More recently, Rob became a director and chair of Westpork, WA's largest and the third largest pork producer in Australia. He is also the inaugural chair of the advisory board for the Curtin Health Innovation Research Institute at Curtin University, chair of Pork Innovation WA and a director of the Food Agility CRC.

As a mentor to young people, councillor and past president of the Royal Agricultural Society of Western Australia and inaugural chair of Agricultural Shows Australia (ASA, representing the nation's 580 agricultural societies and shows), Rob continues to invest in the future of agriculture.

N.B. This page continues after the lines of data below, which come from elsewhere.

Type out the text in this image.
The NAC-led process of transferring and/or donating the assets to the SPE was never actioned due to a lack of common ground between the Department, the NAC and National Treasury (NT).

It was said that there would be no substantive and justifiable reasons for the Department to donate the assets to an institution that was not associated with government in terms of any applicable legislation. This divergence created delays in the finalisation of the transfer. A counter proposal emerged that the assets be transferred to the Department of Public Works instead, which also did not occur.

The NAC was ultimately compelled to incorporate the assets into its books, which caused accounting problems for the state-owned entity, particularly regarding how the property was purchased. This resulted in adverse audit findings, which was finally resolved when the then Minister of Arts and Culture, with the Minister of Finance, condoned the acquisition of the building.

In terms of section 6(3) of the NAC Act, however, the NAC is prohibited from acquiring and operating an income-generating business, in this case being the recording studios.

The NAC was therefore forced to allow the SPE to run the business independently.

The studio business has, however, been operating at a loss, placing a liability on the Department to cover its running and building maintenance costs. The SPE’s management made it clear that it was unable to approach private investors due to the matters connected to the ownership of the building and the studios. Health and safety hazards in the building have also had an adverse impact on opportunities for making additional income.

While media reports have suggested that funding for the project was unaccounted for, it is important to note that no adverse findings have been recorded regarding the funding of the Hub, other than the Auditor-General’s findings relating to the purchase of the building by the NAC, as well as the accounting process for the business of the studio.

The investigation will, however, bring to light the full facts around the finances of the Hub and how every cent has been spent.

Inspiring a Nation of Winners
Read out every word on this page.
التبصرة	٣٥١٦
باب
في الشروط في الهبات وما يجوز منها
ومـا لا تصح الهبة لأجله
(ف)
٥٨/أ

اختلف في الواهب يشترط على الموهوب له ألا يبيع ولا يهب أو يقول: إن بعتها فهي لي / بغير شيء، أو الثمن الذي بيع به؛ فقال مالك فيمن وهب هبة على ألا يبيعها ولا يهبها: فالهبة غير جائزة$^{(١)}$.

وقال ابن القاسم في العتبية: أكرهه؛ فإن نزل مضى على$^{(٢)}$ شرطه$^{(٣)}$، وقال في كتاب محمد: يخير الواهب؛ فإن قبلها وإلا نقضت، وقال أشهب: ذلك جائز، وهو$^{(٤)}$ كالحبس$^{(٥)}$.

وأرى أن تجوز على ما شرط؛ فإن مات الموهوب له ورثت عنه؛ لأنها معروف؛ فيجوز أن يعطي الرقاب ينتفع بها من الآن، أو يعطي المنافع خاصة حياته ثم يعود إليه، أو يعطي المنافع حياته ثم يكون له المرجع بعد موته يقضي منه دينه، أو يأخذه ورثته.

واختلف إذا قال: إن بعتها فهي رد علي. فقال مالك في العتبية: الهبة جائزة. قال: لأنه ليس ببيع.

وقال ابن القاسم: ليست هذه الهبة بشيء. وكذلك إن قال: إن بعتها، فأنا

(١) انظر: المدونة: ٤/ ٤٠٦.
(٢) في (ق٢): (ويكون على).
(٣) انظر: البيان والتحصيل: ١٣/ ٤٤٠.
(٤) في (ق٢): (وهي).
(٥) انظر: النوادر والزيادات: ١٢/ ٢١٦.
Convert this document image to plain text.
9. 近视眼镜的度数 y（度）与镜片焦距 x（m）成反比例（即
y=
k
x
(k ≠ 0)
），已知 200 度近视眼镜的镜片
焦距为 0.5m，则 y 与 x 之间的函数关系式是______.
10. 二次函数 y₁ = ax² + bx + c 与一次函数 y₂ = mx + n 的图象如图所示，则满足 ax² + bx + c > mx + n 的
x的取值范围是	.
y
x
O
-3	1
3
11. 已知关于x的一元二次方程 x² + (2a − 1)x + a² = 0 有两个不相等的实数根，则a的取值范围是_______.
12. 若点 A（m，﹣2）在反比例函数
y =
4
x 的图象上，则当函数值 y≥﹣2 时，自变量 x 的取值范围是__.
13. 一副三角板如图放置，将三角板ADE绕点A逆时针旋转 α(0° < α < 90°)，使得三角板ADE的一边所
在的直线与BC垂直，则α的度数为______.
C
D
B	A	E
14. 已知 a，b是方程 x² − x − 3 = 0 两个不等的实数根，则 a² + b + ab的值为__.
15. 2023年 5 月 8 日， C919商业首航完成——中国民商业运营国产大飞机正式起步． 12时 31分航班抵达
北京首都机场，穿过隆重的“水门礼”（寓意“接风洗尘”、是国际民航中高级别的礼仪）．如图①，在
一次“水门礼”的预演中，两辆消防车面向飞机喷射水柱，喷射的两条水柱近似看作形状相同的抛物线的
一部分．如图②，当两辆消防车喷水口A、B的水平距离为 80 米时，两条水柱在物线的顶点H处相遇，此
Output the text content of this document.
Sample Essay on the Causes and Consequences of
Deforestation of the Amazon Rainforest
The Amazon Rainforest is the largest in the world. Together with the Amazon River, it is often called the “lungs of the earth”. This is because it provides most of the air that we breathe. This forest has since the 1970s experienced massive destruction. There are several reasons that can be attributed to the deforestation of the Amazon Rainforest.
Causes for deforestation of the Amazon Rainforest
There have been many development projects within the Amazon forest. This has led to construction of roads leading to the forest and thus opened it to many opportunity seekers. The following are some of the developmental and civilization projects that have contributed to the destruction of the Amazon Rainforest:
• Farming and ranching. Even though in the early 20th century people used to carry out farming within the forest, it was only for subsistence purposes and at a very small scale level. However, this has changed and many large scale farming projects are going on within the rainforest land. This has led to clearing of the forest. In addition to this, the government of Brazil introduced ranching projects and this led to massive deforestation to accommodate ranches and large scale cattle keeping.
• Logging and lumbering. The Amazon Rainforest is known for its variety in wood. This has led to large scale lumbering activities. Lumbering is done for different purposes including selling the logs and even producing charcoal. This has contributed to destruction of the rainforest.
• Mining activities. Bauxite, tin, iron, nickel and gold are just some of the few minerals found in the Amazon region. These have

"I am enthusiastic about educating people about agriculture and their food, because the divide between producers and consumers is so huge," Rob says. "There are generations of kids growing up now with no idea about wool, cotton, milk and meat, so we spend a lot of time and effort improving the educational component of agricultural shows, particularly through benchmarking and competitions. With ASA I am involved in mentoring our rural ambassadors and young judges, to encourage young people to pursue careers in agriculture. We also have to ensure our agricultural shows remain relevant to agriculture and their communities."